Gallery Talk


05 August · Sally

This is the final week for THE SHAPES I WEAR FOR YOU, an exhibition of works on paper by Canterbury artist Brooke Georgia. The City Art gallery is an intimate space. Once inside it is easy to forget the landscape of cranes and diggers and fenced barriers that dominates Christchurch’s former CBD. While Brooke Georgia’s work is imbued with the imagery of rubble and silt and the personal weightedness of such trauma, the frail forms observed here allude to a wider and more general sense of burden, as much to do with the psyche as they are to do with the physicality of shattered structures, as much to do with a sense of personal loadedness as they are to do with a shared experience of devastation. Stones were sewn into the hems of dresses, I am told, to give weight to the fall of a gown, to hide valuable jewels or, more rarely and less frivolously, to ensure death from self-drowning.
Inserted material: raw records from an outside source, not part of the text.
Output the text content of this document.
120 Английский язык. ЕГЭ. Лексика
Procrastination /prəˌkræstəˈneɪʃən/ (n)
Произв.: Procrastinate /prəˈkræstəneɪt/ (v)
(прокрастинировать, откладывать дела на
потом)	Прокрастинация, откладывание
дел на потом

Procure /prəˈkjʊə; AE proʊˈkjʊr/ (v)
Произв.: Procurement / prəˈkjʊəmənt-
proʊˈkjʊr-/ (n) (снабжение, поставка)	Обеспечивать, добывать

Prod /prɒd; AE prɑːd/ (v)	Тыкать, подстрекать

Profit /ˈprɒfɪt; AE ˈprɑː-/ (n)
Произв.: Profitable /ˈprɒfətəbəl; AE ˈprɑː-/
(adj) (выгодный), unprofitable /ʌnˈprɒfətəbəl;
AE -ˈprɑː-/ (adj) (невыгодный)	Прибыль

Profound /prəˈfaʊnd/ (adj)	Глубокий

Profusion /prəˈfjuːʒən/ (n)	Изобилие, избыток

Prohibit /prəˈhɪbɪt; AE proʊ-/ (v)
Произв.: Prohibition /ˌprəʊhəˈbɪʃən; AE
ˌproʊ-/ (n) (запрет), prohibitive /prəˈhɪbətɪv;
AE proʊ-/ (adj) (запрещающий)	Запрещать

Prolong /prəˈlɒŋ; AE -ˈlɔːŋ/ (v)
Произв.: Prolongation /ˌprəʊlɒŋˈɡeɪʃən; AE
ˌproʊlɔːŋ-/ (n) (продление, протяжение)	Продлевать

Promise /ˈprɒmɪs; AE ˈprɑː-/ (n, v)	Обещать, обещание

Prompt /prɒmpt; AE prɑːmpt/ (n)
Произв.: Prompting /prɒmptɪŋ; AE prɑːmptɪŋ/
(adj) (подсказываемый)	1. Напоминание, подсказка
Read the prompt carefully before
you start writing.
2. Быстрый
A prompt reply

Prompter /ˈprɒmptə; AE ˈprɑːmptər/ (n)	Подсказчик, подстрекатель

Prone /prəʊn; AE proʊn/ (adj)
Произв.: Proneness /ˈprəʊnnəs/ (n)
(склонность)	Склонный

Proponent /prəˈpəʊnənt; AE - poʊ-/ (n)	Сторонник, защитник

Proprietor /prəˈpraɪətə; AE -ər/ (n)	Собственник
Seen here, in jacket sleeves and under skirts, bearing down on chest and back, they suggest submission and strength, feyness and perseverance, violence and bedtime stories of ancient valour. This dichotomy is also evident in Brooke’s Milk & Courage series: red ink, pen and milk pooling into depictions of biological systems more commonly found in the pages of a medical text. In these works, however, these blood-tinted forms suggest cloudscapes and the bulging roundness of stones and rubble, here rendered in the soft curvatures of the human body. In each of these works Brooke conveys weightedness as impacted on the human body, impossible loads borne in an intimacy implicit in the simplicity of these beguiling works.